Have you written any posts about assuming intentional negative behaviors of a horse, specifically when a horse chooses to use the bathroom in the stall as opposed to going outside (stall is open so they can go in/out)? I am reading a group discussion where someone is incensed because her horse is doing this and she’s determined, and getting much support for the idea, that the horse is doing this to “be a jerk, be a shit, give her the middle finger, mock her, etc.” Ditto when she is mucking and the horse walks up, turns his rear, and drops manure.
These are people who are all trying to figure out how to allow a horse to have access to a stall but they do not want the horse to use the bathroom in the stall. Nor do they want the horse to use the bathroom near where they’re mucking.
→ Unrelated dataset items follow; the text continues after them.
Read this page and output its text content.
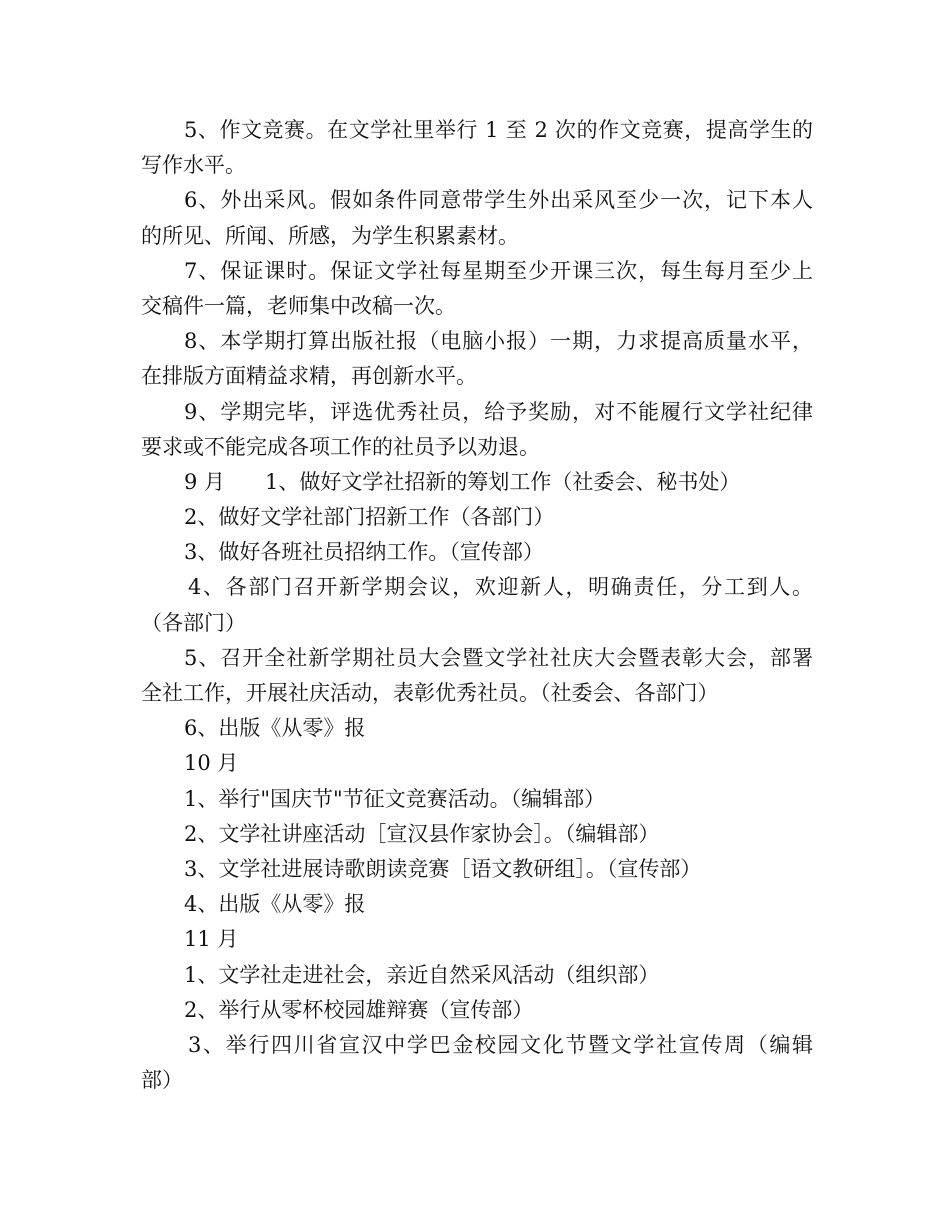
5、作文竞赛。在文学社里举行 1 至 2 次的作文竞赛，提高学生的
写作水平。
6、外出采风。假如条件同意带学生外出采风至少一次，记下本人
的所见、所闻、所感，为学生积累素材。
7、保证课时。保证文学社每星期至少开课三次，每生每月至少上
交稿件一篇，老师集中改稿一次。
8、本学期打算出版社报（电脑小报）一期，力求提高质量水平，
在排版方面精益求精，再创新水平。
9、学期完毕，评选优秀社员，给予奖励，对不能履行文学社纪律
要求或不能完成各项工作的社员予以劝退。
9 月 1、做好文学社招新的筹划工作（社委会、秘书处）
2、做好文学社部门招新工作（各部门）
3、做好各班社员招纳工作。（宣传部）
4、各部门召开新学期会议，欢迎新人，明确责任，分工到人。
（各部门）
5、召开全社新学期社员大会暨文学社社庆大会暨表彰大会，部署
全社工作，开展社庆活动，表彰优秀社员。（社委会、各部门）
6、出版《从零》报
10 月
1、举行"国庆节"节征文竞赛活动。（编辑部）
2、文学社讲座活动［宣汉县作家协会］。（编辑部）
3、文学社进展诗歌朗读竞赛［语文教研组］。（宣传部）
4、出版《从零》报
11 月
1、文学社走进社会，亲近自然采风活动（组织部）
2、举行从零杯校园雄辩赛（宣传部）
3、举行四川省宣汉中学巴金校园文化节暨文学社宣传周（编辑
部）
The current recommendation is to get a whistle and train the horse to use the bathroom on command!
I would love to link to a post that discusses how horses actually think and how this manifests in their behaviors.
I cannot even fathom thinking that I would have stalls with bedding but not want my horses to use the bathroom in them. Should we humans not use our toilets because someone will then have to clean them periodically? Good grief!
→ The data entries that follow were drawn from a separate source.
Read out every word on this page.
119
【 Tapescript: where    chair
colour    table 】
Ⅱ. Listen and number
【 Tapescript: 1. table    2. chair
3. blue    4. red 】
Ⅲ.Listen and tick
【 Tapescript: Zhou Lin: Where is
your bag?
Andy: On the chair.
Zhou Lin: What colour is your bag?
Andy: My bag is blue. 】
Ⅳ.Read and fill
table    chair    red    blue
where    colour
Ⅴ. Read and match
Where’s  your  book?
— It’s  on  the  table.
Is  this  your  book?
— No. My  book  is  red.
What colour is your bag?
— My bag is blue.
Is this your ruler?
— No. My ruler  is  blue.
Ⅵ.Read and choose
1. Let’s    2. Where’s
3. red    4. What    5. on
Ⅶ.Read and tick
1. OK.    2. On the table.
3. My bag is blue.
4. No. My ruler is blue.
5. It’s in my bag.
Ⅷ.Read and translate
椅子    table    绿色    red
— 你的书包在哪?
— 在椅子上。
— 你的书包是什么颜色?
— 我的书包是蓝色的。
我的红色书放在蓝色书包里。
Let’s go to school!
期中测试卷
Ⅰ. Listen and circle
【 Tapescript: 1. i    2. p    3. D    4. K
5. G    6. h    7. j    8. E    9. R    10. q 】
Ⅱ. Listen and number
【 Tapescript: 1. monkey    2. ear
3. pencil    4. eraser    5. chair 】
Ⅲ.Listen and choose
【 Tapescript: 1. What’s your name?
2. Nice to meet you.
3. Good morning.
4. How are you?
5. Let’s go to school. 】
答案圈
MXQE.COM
Are you sure she can read? Sorry, did I say that outside my head? No current manure posts, but I’ll put it on the list…
And these people are horse “owners”?????????????????? Thats scary.
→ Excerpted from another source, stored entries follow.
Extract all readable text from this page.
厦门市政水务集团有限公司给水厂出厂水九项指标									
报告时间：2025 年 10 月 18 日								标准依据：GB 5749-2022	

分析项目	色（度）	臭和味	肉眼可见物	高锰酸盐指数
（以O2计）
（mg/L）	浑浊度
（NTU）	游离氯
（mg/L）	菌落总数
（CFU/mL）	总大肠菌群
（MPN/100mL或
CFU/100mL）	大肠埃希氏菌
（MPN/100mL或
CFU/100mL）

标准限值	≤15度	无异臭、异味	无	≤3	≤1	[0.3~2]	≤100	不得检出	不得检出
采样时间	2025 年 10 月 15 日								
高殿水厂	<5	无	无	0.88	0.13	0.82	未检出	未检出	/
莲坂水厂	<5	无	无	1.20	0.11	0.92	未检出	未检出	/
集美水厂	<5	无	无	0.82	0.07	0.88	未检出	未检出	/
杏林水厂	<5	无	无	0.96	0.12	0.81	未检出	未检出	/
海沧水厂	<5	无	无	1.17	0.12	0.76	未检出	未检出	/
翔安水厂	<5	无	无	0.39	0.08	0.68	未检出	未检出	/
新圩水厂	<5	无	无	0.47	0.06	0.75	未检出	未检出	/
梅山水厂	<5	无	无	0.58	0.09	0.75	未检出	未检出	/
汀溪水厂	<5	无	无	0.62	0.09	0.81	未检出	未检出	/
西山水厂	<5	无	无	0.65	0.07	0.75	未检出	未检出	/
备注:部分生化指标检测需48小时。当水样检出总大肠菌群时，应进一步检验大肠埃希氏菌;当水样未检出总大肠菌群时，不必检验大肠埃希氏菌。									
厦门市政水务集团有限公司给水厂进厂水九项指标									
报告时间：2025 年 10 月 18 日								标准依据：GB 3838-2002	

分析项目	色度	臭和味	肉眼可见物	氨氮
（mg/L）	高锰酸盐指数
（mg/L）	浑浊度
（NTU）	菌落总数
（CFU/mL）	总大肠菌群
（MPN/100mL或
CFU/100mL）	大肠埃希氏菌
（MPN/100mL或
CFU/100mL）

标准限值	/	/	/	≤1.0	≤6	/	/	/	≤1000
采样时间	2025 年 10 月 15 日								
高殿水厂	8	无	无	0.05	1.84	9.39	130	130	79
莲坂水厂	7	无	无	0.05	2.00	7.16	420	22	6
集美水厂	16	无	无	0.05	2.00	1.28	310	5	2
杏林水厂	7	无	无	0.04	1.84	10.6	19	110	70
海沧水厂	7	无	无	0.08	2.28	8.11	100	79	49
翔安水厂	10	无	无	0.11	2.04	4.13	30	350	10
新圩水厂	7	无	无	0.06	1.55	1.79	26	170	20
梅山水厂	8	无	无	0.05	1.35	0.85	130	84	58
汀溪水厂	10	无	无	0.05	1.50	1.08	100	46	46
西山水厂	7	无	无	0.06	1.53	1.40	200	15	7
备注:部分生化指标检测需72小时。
These people live in a very horse-centric city and are very involved with trainers for the most part. Showing, riding, training, etc. I was honestly shocked to see the post, all the reactions, and then a second post taking it even further. I know and have experienced the basic phenomena of attributing negative intentions to various behaviors under saddle or in hand, but I really didn’t think it would extend to a horse using the bathroom in his/her stall!
What more can we get angry about and try to control? Sigh.
Our overcontrolling nature. I want to think it was a joke, but I know better.
LOL. I needed to read this today! I made one comment to the discussion saying that when my horses drop manure near me while I’m mucking I consider it a gift and them being helpful. That seemed to kick off even more examples of how horrible and mean horses are being to do this. The initial poster is actually a nurse and has always posted loving things about her equines, but suddenly, this. On the human side, it’s clear a lot of women are displacing frustration onto their horses’ behaviors. I am so interested in the horse’s side. I live with a bunch of geldings who run the spectrum when it comes to keeping their stalls – from super tidy to being a slob. I say the slob thing lovingly – Keil Bay is a big horse and even in a double stall when he turns around he’s going to stir things up a bit in the bedding. He’s also lived his life as a horse with people to clean up after him and who have done it happily, so he simply goes with that flow. It doesn’t occur to me to do anything but revel in manure and urine as healthy by-products of a healthy horse that I can pretty easily turn into amazing compost.
Lovely post. Smile through it and for sure it will go better. Funny how that works, for more than horses. Kind of like fake it till you make it.. surprisingly effective!
Thanks, Shaste. It is strange how often things turn around when we smile. Sounds silly, but it’s a weapon.